What changed recently

Two shifts in the last year make the score harder to treat as optional. The first is on Amazon itself. The platform has moved required attributes from a soft suggestion to an enforced gate, expanding the structured fields you must supply to create or edit a listing and tightening attribute usage and enumeration values across product types in its listing requirement changes. Translation for your rubric: attribute completeness is no longer just a discovery lever you choose to pull. It is increasingly a precondition for the listing existing in valid form at all, which means the weight you put on that component should go up, not down.

The second shift is where the money is moving, and it is the stronger argument for taking catalog quality seriously this year. Quick-commerce platforms have turned into serious ad networks, and a listing that is not structurally complete cannot earn the placements brands are now paying hard for. Zepto’s advertising revenue grew about 151 percent to roughly Rs 1,636 crore in FY26, per figures in its draft prospectus reported by Storyboard18, and a Datum Intelligence estimate cited by Storyboard18 projects Blinkit, Zepto, and Instamart together could pull nearly Rs 4,900 crore in advertising revenue in 2026, with FMCG and impulse brands said to be shifting between 10 and 25 percent of their digital performance budgets onto these platforms. When that much spend rides on a listing, a blank attribute or a missing image is not a hygiene problem. It is wasted media against an incomplete product page. The catalog score is what stops you from buying traffic to a listing that was never ready to convert it. If you are deciding where that spend goes first, our view on quick-commerce unit economics after platform fees is the companion read.

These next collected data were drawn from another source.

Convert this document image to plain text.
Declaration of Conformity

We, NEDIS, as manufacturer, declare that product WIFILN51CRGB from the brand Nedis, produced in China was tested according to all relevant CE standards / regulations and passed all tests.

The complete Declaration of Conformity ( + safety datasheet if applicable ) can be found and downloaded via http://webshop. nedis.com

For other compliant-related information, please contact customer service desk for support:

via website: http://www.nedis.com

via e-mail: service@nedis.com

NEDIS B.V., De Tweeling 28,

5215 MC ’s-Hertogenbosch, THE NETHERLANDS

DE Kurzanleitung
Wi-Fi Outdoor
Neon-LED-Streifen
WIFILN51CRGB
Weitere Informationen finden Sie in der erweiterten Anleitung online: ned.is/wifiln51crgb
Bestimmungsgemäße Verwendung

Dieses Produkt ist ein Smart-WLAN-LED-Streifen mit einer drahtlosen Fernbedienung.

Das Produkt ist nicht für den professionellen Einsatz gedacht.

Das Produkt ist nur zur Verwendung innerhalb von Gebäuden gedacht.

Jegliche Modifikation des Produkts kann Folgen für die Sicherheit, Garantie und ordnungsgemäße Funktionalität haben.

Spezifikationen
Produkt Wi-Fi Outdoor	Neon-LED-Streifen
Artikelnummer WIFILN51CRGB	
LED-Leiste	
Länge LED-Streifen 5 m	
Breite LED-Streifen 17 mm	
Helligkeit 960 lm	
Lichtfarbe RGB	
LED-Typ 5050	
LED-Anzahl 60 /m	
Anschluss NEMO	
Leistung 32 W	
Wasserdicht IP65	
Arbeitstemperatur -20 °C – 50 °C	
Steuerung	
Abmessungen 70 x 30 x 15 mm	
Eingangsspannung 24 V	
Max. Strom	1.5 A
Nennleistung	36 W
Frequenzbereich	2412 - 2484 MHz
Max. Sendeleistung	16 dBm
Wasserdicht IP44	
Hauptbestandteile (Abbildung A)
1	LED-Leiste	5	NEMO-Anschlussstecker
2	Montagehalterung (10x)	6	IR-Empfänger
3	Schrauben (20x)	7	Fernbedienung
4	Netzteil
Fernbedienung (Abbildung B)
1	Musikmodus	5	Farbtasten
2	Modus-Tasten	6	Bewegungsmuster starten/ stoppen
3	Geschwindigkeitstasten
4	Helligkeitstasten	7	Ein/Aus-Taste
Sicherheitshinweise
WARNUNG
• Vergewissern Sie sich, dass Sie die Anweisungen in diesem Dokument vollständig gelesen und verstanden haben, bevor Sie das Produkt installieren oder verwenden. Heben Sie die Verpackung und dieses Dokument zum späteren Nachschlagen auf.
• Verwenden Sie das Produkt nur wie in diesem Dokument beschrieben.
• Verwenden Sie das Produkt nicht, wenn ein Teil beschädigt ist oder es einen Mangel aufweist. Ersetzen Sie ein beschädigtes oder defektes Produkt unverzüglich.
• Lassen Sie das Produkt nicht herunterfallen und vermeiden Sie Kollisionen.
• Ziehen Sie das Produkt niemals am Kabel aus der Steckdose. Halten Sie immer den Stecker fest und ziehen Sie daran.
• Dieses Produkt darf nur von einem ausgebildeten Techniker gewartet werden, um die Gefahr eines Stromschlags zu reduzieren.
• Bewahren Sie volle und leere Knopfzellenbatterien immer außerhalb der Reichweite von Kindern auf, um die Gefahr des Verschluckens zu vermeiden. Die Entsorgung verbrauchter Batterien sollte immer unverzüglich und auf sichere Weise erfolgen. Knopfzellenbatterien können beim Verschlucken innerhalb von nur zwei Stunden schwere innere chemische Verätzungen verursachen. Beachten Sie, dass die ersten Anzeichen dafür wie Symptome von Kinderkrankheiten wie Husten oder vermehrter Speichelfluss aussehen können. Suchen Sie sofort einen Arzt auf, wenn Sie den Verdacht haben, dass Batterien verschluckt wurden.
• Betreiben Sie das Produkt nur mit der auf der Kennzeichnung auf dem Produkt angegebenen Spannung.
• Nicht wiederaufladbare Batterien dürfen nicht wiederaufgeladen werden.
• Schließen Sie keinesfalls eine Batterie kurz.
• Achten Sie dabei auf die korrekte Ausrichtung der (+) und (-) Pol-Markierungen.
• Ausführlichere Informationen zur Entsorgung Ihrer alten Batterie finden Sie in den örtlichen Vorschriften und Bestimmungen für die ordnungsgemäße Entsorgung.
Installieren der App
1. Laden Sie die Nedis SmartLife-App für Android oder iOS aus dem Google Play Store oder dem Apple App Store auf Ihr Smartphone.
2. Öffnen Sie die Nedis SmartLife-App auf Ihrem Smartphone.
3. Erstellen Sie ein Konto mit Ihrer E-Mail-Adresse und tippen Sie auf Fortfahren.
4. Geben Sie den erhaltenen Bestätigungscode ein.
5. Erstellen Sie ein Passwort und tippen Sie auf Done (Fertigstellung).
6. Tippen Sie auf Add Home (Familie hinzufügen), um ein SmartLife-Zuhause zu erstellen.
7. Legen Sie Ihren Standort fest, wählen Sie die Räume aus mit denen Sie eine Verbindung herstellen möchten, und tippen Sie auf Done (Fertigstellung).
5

This is the unglamorous discipline behind Catalog & Listing Optimization, and it is deliberately mechanical. The score does not need to be clever. It needs to be consistent, objective, and visible enough that the whole team trusts it. Pair it with steady Marketplace Account Management so the launch threshold actually gets enforced, and with Marketplace SEO so the discoverability gains from a complete catalog show up where buyers search.

The teams that win at marketplace catalogs are not the ones with the most opinions about quality. They are the ones who turned quality into a number, gave the number an owner, and watched it climb. Give your catalog a score this week. The debt you have been ignoring will finally have a name.